Kendall is here

By kendallishere

Windows open

A glorious blue-sky day, sunlight streaming in. Why couldn't we have had this weather for Malcolm's  memorial on Saturday? I’m photographing my front window at noon today because I have injections in my back this afternoon—a wonderful cocktail of steroids and things that make me numb. I'm so grateful that this procedure exists. The last injections lasted a year, very helpful. I’m asked not to bring anything of value because all my stuff has to go into a sack to wait for me while I wear a hospital gown and socks to the procedure. I'll walk home (in my own clothes, presumably without pain) afterwards. That blessing.

I’m reading Wave, by Sonali Deraniyagala, recommended by one of you. It’s heart-stopping and then heart-filling because it’s the story of the tsunami that took away her parents, her husband, and her children in 2004. So well written that I can’t put it down, it’s a great book for anyone who has lost anyone they love. 
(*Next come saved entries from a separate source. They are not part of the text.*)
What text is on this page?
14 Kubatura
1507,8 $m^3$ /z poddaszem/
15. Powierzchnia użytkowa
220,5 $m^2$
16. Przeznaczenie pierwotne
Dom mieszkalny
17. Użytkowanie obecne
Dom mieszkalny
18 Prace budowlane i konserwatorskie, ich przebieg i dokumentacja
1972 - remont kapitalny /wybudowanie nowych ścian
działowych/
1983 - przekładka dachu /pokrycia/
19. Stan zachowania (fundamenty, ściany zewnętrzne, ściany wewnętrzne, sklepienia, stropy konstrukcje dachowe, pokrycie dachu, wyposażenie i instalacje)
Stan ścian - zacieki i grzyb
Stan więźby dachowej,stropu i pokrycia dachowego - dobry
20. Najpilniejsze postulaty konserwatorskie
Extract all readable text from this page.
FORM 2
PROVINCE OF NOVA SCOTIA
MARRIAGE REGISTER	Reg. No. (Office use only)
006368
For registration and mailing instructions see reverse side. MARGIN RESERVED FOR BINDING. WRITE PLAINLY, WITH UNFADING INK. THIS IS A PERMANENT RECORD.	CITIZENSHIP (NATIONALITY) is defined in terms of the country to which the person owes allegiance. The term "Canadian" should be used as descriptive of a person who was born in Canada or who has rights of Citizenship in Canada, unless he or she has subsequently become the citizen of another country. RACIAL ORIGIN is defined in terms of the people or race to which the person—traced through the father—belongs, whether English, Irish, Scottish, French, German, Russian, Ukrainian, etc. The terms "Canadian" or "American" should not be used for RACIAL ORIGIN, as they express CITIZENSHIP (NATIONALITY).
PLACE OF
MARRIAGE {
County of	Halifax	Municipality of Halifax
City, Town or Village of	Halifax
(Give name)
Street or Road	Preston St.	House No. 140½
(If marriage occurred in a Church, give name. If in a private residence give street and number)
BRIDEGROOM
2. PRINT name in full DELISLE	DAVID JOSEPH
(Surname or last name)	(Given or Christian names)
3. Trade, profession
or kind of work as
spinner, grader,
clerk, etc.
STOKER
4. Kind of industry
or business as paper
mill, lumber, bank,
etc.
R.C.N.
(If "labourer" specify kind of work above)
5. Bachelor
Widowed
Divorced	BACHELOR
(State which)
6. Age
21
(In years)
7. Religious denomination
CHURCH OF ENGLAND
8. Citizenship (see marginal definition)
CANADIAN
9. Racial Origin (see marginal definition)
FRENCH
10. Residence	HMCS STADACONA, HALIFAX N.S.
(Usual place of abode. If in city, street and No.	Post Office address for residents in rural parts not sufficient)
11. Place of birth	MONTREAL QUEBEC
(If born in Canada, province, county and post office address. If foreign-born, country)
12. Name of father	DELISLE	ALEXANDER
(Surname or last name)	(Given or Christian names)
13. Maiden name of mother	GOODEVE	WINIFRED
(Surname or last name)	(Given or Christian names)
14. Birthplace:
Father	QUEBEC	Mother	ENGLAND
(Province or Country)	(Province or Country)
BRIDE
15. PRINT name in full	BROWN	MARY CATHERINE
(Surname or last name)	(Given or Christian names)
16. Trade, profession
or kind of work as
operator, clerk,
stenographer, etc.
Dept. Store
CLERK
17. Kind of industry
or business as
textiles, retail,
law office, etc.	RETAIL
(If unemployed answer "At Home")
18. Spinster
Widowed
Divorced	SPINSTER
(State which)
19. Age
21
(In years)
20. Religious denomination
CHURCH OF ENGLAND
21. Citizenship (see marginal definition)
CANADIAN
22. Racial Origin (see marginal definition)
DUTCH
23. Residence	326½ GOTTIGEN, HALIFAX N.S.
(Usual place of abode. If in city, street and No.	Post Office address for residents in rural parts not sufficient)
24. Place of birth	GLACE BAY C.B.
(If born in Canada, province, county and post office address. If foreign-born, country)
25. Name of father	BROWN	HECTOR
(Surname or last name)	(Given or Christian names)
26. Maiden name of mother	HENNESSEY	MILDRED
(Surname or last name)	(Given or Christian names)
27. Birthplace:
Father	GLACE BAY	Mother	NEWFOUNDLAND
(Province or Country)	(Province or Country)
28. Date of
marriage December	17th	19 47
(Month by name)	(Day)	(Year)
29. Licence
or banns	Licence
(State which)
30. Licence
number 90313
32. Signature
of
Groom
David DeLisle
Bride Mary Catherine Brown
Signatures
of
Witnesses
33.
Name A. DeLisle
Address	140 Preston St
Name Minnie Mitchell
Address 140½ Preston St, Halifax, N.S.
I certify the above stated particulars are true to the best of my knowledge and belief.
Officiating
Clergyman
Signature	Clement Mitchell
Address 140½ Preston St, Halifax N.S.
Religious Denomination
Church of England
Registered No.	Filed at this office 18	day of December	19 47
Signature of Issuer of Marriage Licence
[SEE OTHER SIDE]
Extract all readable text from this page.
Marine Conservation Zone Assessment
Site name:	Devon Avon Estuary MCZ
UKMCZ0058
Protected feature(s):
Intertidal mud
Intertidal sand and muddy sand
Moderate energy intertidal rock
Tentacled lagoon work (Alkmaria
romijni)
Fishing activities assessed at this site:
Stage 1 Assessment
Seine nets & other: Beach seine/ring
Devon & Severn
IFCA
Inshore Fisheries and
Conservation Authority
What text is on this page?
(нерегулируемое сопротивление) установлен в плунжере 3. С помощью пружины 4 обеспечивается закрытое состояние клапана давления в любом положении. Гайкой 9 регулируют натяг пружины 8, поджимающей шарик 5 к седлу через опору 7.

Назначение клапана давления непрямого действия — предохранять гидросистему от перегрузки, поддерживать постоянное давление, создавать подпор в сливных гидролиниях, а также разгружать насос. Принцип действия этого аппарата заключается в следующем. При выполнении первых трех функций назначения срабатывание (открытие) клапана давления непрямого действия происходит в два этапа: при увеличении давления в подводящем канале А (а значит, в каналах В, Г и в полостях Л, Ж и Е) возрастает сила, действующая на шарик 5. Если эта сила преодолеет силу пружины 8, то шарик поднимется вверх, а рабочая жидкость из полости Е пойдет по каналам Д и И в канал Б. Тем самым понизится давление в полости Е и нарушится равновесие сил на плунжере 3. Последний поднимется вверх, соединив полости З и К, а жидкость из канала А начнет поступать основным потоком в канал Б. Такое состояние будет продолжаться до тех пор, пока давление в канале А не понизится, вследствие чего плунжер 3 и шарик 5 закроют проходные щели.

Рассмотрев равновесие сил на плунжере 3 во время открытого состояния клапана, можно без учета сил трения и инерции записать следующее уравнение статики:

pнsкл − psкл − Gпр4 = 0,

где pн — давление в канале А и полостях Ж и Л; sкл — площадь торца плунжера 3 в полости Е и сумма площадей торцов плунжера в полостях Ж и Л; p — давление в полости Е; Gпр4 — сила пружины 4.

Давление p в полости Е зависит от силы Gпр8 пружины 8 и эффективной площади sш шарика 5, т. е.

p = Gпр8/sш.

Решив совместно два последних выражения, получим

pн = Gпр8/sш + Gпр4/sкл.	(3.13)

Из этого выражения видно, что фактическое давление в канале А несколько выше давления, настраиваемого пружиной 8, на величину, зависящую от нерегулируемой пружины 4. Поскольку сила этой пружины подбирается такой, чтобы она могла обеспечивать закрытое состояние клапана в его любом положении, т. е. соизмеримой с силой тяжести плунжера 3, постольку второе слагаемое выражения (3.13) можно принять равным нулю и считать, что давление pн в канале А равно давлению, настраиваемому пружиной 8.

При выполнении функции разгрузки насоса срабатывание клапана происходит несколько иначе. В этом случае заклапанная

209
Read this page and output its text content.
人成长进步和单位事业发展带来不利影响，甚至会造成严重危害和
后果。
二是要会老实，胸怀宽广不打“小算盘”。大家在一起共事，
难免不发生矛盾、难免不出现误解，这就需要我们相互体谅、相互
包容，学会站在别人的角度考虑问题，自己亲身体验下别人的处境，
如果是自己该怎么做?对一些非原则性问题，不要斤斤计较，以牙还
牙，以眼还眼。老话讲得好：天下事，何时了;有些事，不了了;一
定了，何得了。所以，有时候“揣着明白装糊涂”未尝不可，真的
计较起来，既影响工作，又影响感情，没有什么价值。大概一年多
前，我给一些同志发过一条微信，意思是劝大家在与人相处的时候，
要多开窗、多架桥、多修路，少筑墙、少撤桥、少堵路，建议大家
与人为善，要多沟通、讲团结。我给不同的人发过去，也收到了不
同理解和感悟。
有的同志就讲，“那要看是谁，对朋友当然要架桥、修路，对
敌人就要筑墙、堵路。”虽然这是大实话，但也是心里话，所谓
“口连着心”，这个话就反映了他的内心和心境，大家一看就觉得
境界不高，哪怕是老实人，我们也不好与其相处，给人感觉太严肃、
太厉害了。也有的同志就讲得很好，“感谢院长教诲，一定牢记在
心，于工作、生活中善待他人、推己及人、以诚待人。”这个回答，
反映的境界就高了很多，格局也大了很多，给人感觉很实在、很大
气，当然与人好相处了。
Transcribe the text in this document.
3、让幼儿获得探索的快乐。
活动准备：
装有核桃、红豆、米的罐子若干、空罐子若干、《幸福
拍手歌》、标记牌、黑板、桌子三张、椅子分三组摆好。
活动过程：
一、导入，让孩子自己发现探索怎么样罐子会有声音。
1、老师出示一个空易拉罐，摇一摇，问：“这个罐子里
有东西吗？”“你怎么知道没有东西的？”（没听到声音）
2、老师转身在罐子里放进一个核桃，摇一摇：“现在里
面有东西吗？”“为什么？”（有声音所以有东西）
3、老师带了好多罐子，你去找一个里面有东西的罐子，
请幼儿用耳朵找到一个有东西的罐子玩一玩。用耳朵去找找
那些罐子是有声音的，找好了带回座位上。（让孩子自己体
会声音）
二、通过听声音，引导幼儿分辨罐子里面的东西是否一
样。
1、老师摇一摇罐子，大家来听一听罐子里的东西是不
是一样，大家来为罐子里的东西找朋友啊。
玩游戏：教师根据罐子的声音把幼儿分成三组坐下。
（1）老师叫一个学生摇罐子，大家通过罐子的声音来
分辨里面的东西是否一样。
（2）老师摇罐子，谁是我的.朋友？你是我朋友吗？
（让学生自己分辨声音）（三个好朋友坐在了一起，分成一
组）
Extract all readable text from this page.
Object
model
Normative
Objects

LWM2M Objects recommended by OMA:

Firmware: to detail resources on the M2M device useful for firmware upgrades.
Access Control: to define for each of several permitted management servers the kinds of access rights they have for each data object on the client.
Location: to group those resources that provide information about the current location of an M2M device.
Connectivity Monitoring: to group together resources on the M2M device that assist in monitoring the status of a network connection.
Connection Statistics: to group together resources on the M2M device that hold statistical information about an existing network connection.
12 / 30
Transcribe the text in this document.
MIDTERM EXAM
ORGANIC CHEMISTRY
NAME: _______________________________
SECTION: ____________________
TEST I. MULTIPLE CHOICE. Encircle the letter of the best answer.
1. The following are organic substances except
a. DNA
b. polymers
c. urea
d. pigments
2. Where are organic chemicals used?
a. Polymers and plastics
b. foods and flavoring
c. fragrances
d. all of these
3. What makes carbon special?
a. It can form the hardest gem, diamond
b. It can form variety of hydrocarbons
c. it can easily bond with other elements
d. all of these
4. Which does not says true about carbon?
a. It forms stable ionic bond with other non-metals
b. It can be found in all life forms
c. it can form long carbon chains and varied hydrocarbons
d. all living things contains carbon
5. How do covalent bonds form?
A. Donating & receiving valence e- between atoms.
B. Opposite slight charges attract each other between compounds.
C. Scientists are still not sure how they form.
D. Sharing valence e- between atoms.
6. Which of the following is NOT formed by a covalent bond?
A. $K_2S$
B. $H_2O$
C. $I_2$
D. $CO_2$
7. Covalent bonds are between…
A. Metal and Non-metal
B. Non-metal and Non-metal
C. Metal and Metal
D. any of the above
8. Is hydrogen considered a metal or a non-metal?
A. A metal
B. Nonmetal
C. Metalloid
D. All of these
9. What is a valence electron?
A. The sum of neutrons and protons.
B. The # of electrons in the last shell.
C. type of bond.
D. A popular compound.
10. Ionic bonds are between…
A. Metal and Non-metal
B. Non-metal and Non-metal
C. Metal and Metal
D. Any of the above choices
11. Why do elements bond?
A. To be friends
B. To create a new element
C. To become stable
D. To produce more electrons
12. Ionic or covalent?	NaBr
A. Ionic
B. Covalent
It takes me right back to Palesa’s death in 2021: the numbness, the inability to speak or remember even how to turn on the taps for a shower. The book affirms every experience of loss, our inability to take it in, to know what it means. Death? What is that? How it makes everything else seem absurd. Pointless. How you plan to kill yourself. I am aware of the fourth anniversary of Palesa's death approaching in July. I was speaking of it to Sue yesterday.

I presume (for I haven’t finished it yet) it shows how you come back into your life. She wrote the  book, published in 2013, so you know that much of what happened to her before you start it. She must have made her way through it somehow. So I read, wanting to hear that story, appreciating her craft as I continue reading, spellbound.